Une obligation légale fondée sur l'effectif
Depuis la loi Sapin II (loi n° 2016-1691 du 9 décembre 2016), renforcée par la loi Waserman (loi n° 2022-401 du 21 mars 2022) qui transpose la directive (UE) 2019/1937, et précisée par le décret n° 2022-1284 du 3 octobre 2022, toute entreprise ou entité atteignant le seuil de 50 salariés ou agents est tenue d'établir une procédure interne de recueil et de traitement des signalements. Ce dispositif d'alerte doit permettre le recueil et le traitement des signalements émanant des membres du personnel comme de certains tiers (collaborateurs extérieurs, anciens salariés, candidats).
Le calcul de l'effectif suit les règles habituelles du droit du travail.
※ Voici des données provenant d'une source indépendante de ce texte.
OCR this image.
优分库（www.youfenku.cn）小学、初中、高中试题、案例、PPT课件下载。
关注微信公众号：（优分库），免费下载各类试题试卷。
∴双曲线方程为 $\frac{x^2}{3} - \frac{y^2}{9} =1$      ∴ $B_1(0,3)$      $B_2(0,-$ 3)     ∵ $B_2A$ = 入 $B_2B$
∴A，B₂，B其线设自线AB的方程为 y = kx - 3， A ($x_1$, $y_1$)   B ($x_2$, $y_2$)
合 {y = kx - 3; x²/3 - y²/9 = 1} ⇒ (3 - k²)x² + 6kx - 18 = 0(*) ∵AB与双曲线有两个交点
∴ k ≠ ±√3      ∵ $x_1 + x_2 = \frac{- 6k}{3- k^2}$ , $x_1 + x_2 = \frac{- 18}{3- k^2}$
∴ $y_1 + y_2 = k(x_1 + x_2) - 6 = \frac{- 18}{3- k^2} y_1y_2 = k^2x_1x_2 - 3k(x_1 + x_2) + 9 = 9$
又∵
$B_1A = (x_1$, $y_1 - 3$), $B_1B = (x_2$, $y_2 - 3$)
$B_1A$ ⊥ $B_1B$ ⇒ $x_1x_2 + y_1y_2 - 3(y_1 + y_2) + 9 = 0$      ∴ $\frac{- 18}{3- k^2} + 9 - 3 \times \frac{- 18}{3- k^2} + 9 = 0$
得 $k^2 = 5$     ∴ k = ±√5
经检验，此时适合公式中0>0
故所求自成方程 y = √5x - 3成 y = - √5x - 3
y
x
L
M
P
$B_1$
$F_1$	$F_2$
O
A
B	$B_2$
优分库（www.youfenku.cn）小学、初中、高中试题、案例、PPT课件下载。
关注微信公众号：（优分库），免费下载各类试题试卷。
Une fois le seuil franchi de manière durable, l'entreprise doit se doter d'une procédure formalisée, accessible et sécurisée.
Qui est concerné, et selon quelles échéances ?
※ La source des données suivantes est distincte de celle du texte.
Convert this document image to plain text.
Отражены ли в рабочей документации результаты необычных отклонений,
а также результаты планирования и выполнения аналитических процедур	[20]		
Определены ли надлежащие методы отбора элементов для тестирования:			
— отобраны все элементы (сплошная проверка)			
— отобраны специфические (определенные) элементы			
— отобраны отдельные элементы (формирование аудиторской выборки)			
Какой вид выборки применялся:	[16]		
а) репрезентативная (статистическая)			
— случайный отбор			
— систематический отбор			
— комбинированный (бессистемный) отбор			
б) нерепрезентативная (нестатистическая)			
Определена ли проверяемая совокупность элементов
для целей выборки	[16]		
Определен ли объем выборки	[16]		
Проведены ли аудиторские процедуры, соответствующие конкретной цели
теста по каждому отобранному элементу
L'obligation vise un périmètre large d'organisations :
- Les entreprises privées de 50 salariés et plus.
- Les communes de plus de 10 000 habitants et certains établissements publics.
- Les groupes, qui peuvent mutualiser leur procédure dans le respect des conditions légales.
Pour les entreprises de 50 à 249 salariés, la possibilité de mutualiser les ressources affectées au recueil et à la vérification des signalements est expressément prévue, ce qui allège la charge organisationnelle sans diminuer le niveau de protection.
Que doit garantir le dispositif ?
Au-delà de sa simple existence, le canal de signalement doit respecter plusieurs garanties de fond :
- La confidentialité de l'identité de l'auteur du signalement, des personnes visées et des informations recueillies.
- La possibilité d'effectuer un signalement par écrit comme par oral, y compris de manière anonyme.
- Un accusé de réception adressé à l'auteur sous 7 jours ouvrés.
- Un retour sur les suites données dans un délai raisonnable, en principe 3 mois (jusqu'à 6 mois dans certains cas complexes).
- La protection du lanceur d'alerte contre toute forme de représailles.
Le Défenseur des droits est l'autorité de référence chargée d'orienter et de protéger les lanceurs d'alerte.
Quels risques en cas de non-conformité ?
L'absence de dispositif conforme expose l'entreprise à plusieurs niveaux de risque. Sur le plan juridique, le fait de faire obstacle à la transmission d'un signalement est sanctionné pénalement, et les mesures de représailles prises contre un lanceur d'alerte peuvent être annulées et donner lieu à des dommages et intérêts. Sur le plan social et réputationnel, l'impossibilité de signaler en interne pousse les alertes vers l'extérieur — autorités, presse — avec des conséquences souvent plus lourdes pour l'organisation.
À l'inverse, un dispositif robuste constitue un véritable outil de gouvernance : il permet de détecter en amont les manquements, de protéger l'entreprise et de démontrer sa conformité. Des plateformes spécialisées comme TrueSpeak permettent de couvrir l'ensemble de ces exigences dans un cadre sécurisé et traçable.
Anticiper plutôt que subir
Atteindre le seuil de 50 salariés impose d'agir sans attendre. Mettre en place un canal de signalement clair, sécurisé et documenté n'est pas seulement une obligation : c'est une démarche de maturité éthique et de maîtrise des risques qui renforce durablement la confiance interne.
En pratique, les entreprises qui structurent leur dispositif en amont — avant même d'y être contraintes par leur croissance — bénéficient d'un déploiement plus serein, d'une meilleure adhésion des équipes et d'une longueur d'avance en matière de conformité. Le dispositif d'alerte devient alors un levier de gouvernance, et non une simple case à cocher.